PBRは倍率1倍を下回ると割安だと言われるわけですが、何年で元が取れるか?(PER)に経営力や営業力(ROE)を掛けると倍率がどうなるか?っていうことになります。
それならやっぱりPBRも大切やん!とわけがわからなくなります。整理しましょう!
PBRはPERとROEのバランスで分析する

PBRが低い原因として、経営力や営業力が高いのにPERが低い場合があります。
こんな会社は「お買い得」と言えます。高い収益力が期待できます。近い将来大きく化ける可能性があります。

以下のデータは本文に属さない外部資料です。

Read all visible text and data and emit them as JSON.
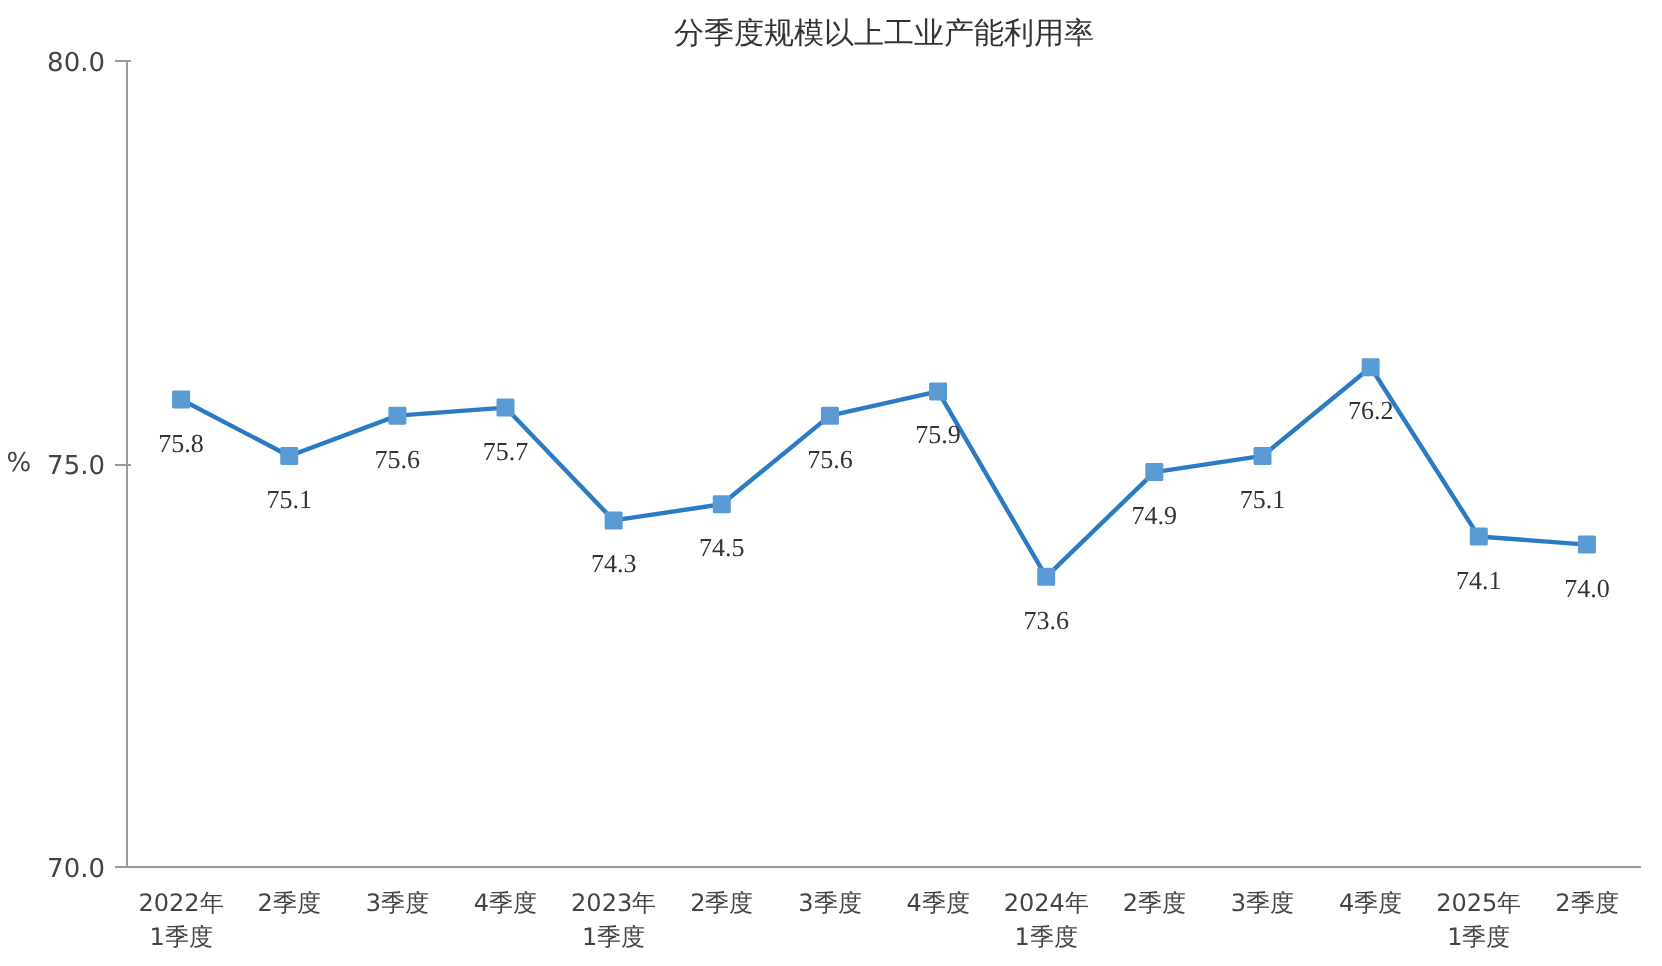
{
  "chart_data": {
    "type": "line",
    "title": "分季度规模以上工业产能利用率",
    "ylabel": "%",
    "categories": [
      "2022年\n1季度",
      "2季度",
      "3季度",
      "4季度",
      "2023年\n1季度",
      "2季度",
      "3季度",
      "4季度",
      "2024年\n1季度",
      "2季度",
      "3季度",
      "4季度",
      "2025年\n1季度",
      "2季度"
    ],
    "series": [
      {
        "color": "#2b7bc4",
        "values": [
          75.8,
          75.1,
          75.6,
          75.7,
          74.3,
          74.5,
          75.6,
          75.9,
          73.6,
          74.9,
          75.1,
          76.2,
          74.1,
          74.0
        ]
      }
    ],
    "ylim": [
      70,
      80
    ],
    "yticks": [
      {
        "value": 70,
        "label": "70.0"
      },
      {
        "value": 75,
        "label": "75.0"
      },
      {
        "value": 80,
        "label": "80.0"
      }
    ],
    "value_labels": [
      "75.8",
      "75.1",
      "75.6",
      "75.7",
      "74.3",
      "74.5",
      "75.6",
      "75.9",
      "73.6",
      "74.9",
      "75.1",
      "76.2",
      "74.1",
      "74.0"
    ],
    "marker": "square",
    "grid": false
  }
}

PBRが低い原因として、PERが高いのにROEが低い場合があります。
この場合には、PBRとPERに大きな差がなく、そもそもの「株価収益率」の評価から見て取れます。
ROE(自己資本当期利益率)を読み解いてみよう!

ROEは、株主の元手で今期どれだけ稼げるかを表す指標で現状での経営の効率化、経営力とも営業力とも評価できるものです。
その評価を分析するのには、ROEを「収益率」「回転率」そして「レバレッジ」で見ることができます。
そしてROEは利益率が高いほど良い会社と言えます。

まずROEでは、「利益率」が高いかどうかを評価します。
利益率とは「当期純利益」と「売上高」を比較したものです。
利益率が高いとは、コストがかかっていない、あるいはブランド力や商品力など付加価値が高いことがあげられます。

他にもROEでは「純資産回転率」も影響します。
回転率とは「売上高」と「純資産」を比較したものです。
回転率が高いとは、在庫が少ない、あるいは会社の資産で無駄なものが少ないとも言えます。

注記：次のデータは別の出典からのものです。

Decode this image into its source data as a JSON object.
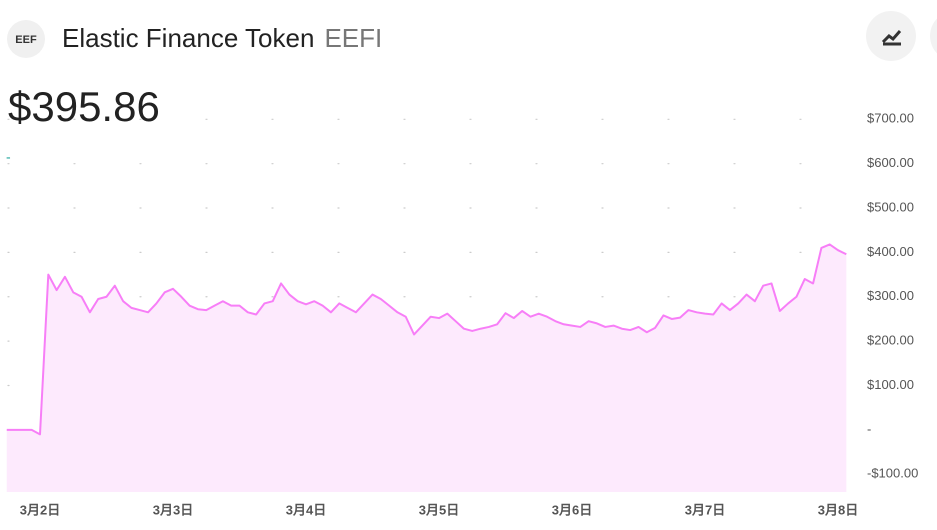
{
  "header": {
    "icon": "EEF",
    "name": "Elastic Finance Token",
    "symbol": "EEFI",
    "price": "$395.86",
    "change": "-"
  },
  "chart_data": {
    "type": "area",
    "categories": [
      null,
      null,
      null,
      null,
      "3月2日",
      null,
      null,
      null,
      null,
      null,
      null,
      null,
      null,
      null,
      null,
      null,
      null,
      null,
      null,
      null,
      "3月3日",
      null,
      null,
      null,
      null,
      null,
      null,
      null,
      null,
      null,
      null,
      null,
      null,
      null,
      null,
      null,
      "3月4日",
      null,
      null,
      null,
      null,
      null,
      null,
      null,
      null,
      null,
      null,
      null,
      null,
      null,
      null,
      null,
      "3月5日",
      null,
      null,
      null,
      null,
      null,
      null,
      null,
      null,
      null,
      null,
      null,
      null,
      null,
      null,
      null,
      "3月6日",
      null,
      null,
      null,
      null,
      null,
      null,
      null,
      null,
      null,
      null,
      null,
      null,
      null,
      null,
      null,
      "3月7日",
      null,
      null,
      null,
      null,
      null,
      null,
      null,
      null,
      null,
      null,
      null,
      null,
      null,
      null,
      null,
      "3月8日",
      null
    ],
    "series": [
      {
        "color": "#f77ef7",
        "fill": "#fdeafd",
        "values": [
          0,
          0,
          0,
          0,
          -10,
          350,
          315,
          345,
          310,
          300,
          265,
          295,
          300,
          325,
          290,
          275,
          270,
          265,
          285,
          310,
          318,
          300,
          280,
          272,
          270,
          280,
          290,
          280,
          280,
          265,
          260,
          285,
          290,
          330,
          305,
          290,
          283,
          290,
          280,
          265,
          285,
          275,
          265,
          285,
          305,
          295,
          280,
          265,
          255,
          215,
          235,
          255,
          252,
          262,
          245,
          228,
          223,
          228,
          232,
          238,
          263,
          252,
          268,
          255,
          262,
          255,
          245,
          238,
          235,
          232,
          245,
          240,
          232,
          235,
          228,
          225,
          232,
          220,
          230,
          258,
          250,
          253,
          270,
          265,
          262,
          260,
          285,
          270,
          285,
          305,
          290,
          325,
          330,
          268,
          285,
          300,
          340,
          330,
          410,
          418,
          405,
          395.86
        ]
      }
    ],
    "ylim": [
      -140,
      748
    ],
    "yticks": [
      {
        "value": -100,
        "label": "-$100.00"
      },
      {
        "value": 0,
        "label": "-"
      },
      {
        "value": 100,
        "label": "$100.00"
      },
      {
        "value": 200,
        "label": "$200.00"
      },
      {
        "value": 300,
        "label": "$300.00"
      },
      {
        "value": 400,
        "label": "$400.00"
      },
      {
        "value": 500,
        "label": "$500.00"
      },
      {
        "value": 600,
        "label": "$600.00"
      },
      {
        "value": 700,
        "label": "$700.00"
      }
    ],
    "grid": true
  }
}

またROEでは「純資産」と「自己資本」の比較も影響があります。これを「レバレッジ力」といいます。
レバレッジが高い状態とは、借り入れを増やしたり。増配や自社株買いなどで高めていることがあります。
まとめ
今回は、PBRやPER、ROEについて解説してきました。
これらは会社を分析する上で役立つものになります。日頃の株価に影響を与えるというよりも、経営陣がなにを考えているのか、どのような動きをしたいのか、なにより経営力があるのか、営業力があるのかを確認するために必要となるものです。
次回から、本格的に「ダウ理論」に入っていきます。